The seventh and final shot was fired at 9:06 and two seconds p.m. After the final shot, Reynolds frantically yelled, 'you just killed my boyfriend!'
Philando Castile moaned and uttered his final words: 'I wasn't reaching for it.'
To which Reynolds loudly said, 'he wasn't reaching for it.'
Before Reynolds completed her sentence, Officer Yanez again screamed, 'don't pull it out!' [he testifed that it was already out]
From [HERE] A federal judge on Tuesday approved a settlement in the lawsuit brought by the family of Michael Brown against the white police officer who fatally shot him in Ferguson, Mo., ending the legal chapter of a case that sparked national outrage over the police’s treatment of black people.
Mr. Brown, who was 18 and black, was unarmed when he was shot three years ago by Officer Darren Wilson, who said that Mr. Brown had attacked him and charged toward him when he fired the fatal shots. Some witnesses said that Mr. Brown had his hands up, but both federal and state prosecutors questioned that narrative and determined that there was not enough evidence to charge Mr. Wilson, who is white, criminally.
Judge E. Richard Webber of the Eastern District of Missouri sealed the details of the settlement, which also named the city of Ferguson and the former police chief, Thomas Jackson. The amount would be less than $3 million, according to a person familiar with the details of the case, who spoke on condition of anonymity because no one is alllowed to speak about the particulars of the case. Three million dollars is the most the city can pay under its insurance, according to The St. Louis Post-Dispatch.
The lawsuit was filed by Mr. Brown’s father, Michael Sr., and his mother, Lesley McSpadden.
The lawsuit argued that Mr. Wilson was aggressive and profane in stopping Mr. Brown and a friend, and that he fired a shot at Mr. Brown as he ran away. Mr. Brown’s parents also cited what they say Mr. Wilson told his supervisor at the scene — that Mr. Brown had put his hands up.
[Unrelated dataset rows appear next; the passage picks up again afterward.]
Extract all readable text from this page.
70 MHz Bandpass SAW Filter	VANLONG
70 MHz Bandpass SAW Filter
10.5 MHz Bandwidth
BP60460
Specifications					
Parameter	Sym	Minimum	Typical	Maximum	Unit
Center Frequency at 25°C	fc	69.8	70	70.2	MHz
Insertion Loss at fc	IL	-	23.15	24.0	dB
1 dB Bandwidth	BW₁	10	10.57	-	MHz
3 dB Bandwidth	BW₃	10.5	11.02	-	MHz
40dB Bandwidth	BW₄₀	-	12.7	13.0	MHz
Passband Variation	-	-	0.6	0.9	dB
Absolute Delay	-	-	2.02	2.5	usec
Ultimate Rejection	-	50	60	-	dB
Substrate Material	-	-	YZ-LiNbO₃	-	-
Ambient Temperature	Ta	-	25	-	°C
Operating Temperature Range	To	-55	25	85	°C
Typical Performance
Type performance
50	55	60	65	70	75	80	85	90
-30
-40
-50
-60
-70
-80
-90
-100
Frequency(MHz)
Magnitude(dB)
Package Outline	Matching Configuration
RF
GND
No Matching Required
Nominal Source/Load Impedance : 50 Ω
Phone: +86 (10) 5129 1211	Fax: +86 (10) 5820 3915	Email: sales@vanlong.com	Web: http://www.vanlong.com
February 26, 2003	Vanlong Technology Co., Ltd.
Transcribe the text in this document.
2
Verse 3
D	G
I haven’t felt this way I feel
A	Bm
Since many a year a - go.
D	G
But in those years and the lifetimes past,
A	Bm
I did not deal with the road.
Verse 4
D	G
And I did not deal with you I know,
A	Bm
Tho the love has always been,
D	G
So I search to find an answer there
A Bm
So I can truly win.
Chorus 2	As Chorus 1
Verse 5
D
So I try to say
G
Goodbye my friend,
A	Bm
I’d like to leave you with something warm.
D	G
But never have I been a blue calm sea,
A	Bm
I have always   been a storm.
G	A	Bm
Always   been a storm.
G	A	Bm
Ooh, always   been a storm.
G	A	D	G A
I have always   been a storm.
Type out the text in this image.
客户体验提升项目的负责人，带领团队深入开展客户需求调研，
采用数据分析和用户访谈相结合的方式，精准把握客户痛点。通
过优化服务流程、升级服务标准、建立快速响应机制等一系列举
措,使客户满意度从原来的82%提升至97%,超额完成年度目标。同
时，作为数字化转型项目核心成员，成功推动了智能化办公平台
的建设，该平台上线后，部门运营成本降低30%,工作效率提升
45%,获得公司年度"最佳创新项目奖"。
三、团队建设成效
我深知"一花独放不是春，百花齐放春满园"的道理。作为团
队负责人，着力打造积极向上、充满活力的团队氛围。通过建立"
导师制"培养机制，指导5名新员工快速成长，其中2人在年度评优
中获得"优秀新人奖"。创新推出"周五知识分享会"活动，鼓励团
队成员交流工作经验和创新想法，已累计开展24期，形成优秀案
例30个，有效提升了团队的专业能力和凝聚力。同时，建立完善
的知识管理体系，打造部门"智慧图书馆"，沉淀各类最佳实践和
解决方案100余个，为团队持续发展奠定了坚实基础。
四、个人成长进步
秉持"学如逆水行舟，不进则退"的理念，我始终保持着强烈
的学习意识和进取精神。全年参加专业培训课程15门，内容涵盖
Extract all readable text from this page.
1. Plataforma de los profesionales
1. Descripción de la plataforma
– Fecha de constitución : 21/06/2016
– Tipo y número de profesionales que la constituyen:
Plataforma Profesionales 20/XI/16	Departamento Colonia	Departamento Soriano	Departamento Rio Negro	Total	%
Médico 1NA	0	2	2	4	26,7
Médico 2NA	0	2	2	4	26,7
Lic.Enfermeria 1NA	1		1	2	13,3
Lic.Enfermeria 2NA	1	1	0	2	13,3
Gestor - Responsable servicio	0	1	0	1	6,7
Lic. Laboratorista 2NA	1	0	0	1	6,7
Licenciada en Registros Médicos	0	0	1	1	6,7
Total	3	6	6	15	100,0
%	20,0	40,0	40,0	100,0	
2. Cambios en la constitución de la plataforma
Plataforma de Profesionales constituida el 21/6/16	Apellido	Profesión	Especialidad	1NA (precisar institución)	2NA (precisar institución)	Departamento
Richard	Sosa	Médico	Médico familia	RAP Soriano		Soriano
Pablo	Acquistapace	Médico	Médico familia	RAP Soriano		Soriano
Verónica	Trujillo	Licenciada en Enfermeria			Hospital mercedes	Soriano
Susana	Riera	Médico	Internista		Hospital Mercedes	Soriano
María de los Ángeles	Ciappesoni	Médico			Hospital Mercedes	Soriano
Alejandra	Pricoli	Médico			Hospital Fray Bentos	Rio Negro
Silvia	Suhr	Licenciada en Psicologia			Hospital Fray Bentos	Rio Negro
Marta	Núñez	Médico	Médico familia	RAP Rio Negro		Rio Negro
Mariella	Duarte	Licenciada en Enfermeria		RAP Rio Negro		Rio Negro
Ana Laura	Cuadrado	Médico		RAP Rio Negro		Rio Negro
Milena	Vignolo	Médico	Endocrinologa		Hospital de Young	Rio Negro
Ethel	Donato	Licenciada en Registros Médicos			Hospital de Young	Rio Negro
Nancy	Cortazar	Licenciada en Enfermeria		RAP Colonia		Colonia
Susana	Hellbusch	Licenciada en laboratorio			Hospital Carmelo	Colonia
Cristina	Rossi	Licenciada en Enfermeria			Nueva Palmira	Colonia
Although Mr. Wilson was never criminally charged, the Justice Department investigated the city’s law enforcement system and issued an excoriating report that found that the police and the courts routinely violated people’s rights. Black people were disproportionately affected by the police’s practices, which included using petty violations and regular traffic stops to pad the city’s coffers.
The fallout from the shooting included the resignations of the city’s police chief, manager and judge. But voters this spring re-elected their incumbent mayor to another term.
The city entered into an agreement with the Justice Department to reform its law enforcement system, including new police training, civilian review and changing a system that locked up people who could not afford to pay fines.